Per questo, sono già largamente impiegati per compiti relativamente 'modesti' di estrazione, elaborazione e ricerca di informazione da documenti, ad esempio archivistici. In questi impieghi, la pappagallagine è un beneficio e le allucinazioni, se ci sono, sono nei documenti sorgente, non nelle piattaforme (pseudo) linguistiche.
Questa roba è qui per restare, facciamocene una ragione.
Ma non esistono solo le Big Tech US in questa storia: escono LLM dalle maledette pareti! Molte di queste pareti sono europee, accademiche o pubblico-private.
Insomma i margini di manovra ci sono, ma bisogna capire meglio quali siano le manovre. Non credo che andremo lontano a colpi di regolamenti, certificazioni e relativi enti, simposi e convegni, comitati etici, et ceteris.

G.

   
 

On Fri, 23 Feb 2024 at 18:33, Giacomo Tesio <giacomo@tesio.it> wrote:
Salve Daniela,

come avrai certamentr notato il postmortem può essere diviso in 3 parti:

1. L'elenco di fatti non negabili

> On February 20, 2024, an optimization to the user experience introduced a bug [...]
>
> LLMs generate responses by randomly sampling words based in part on probabilities. [...]
>
> In this case, the bug was in the step where the model chooses these numbers. [...]
>
> Upon identifying the cause of this incident, we rolled out a fix and confirmed that
> the incident was resolved.


2. L'antropomorfizzazione del modello

> [... a bug] with how the model processes language.
>
> [...] Their “language” consists of numbers that map to tokens.
>
> [...] Akin to being lost in translation, the model chose slightly wrong numbers, which
> produced word sequences that made no sense.

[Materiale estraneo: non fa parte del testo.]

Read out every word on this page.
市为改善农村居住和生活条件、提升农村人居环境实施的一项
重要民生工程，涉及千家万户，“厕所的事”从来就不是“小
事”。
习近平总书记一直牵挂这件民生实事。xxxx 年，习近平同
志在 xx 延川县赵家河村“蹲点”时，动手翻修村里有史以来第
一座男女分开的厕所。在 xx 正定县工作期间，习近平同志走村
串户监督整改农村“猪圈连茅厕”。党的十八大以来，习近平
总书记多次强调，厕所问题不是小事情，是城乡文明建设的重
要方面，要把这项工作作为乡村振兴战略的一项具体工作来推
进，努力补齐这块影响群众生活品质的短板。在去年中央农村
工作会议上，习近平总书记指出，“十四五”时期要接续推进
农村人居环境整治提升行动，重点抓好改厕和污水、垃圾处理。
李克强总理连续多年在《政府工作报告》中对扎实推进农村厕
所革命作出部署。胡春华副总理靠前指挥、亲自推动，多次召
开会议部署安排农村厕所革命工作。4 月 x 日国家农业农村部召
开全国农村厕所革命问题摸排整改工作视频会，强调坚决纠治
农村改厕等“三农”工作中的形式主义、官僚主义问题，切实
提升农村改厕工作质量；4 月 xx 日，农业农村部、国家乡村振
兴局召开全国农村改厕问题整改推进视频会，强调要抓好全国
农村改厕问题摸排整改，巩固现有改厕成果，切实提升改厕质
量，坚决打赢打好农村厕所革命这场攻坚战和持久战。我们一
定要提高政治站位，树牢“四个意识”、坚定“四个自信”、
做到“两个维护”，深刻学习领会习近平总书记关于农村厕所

Povero! Povero modellino! :-D

Notare le espressioni "processes language", "language consists", "lost in translation"
e soprattutto "choose".

E notare come quando gli output non supportano la loro narrazione sulla "intelligenza artificiale"
diventano subito "word sequences that made no sense".

L'output passa da "language" a "word sequences".

Come se gli output prodotti "randomly sampling words based in part on probabilities"
avessero un avuto senso prima del bug!


3. La supercazzola magica

> More technically, inference kernels produced incorrect results when used in certain
> GPU configurations.

Data la menzione delle probabilità e delle configurazioni delle GPU, scommetterei
un caffé che il bug era riconducibile ad un overflow numerico o qualcosa di simile.

Il software si rivela semplicemente per quello che è, privo di qualsiasi intelligenza.


> Come hanno osservato in molti, la definizione di chatGPT fornita dai tecnici di  OpenAI
> è quella a cui ci si riferisce con "pappagallo stocastico".

Ed è anche quella considerata blasfema dai "believers" della AI.

Che però si aggrapperanno a quell'innocente "in part" per continuare a credere alle favole.


Piuttosto, su cosa si basa il software ChatGPT oltre alle probabilità?

Semplicemente, la volontà di OpenAI/Microsoft, impressa nel codice delle varie parti
dell'applicazione, dalla selezione dei contenuti, alle configurazioni, ai prefiltri e ai post filtri.

Volontà che ChatGPT riprodurrà pedissequamente su vastissima scala, in tutti gli output rilevanti.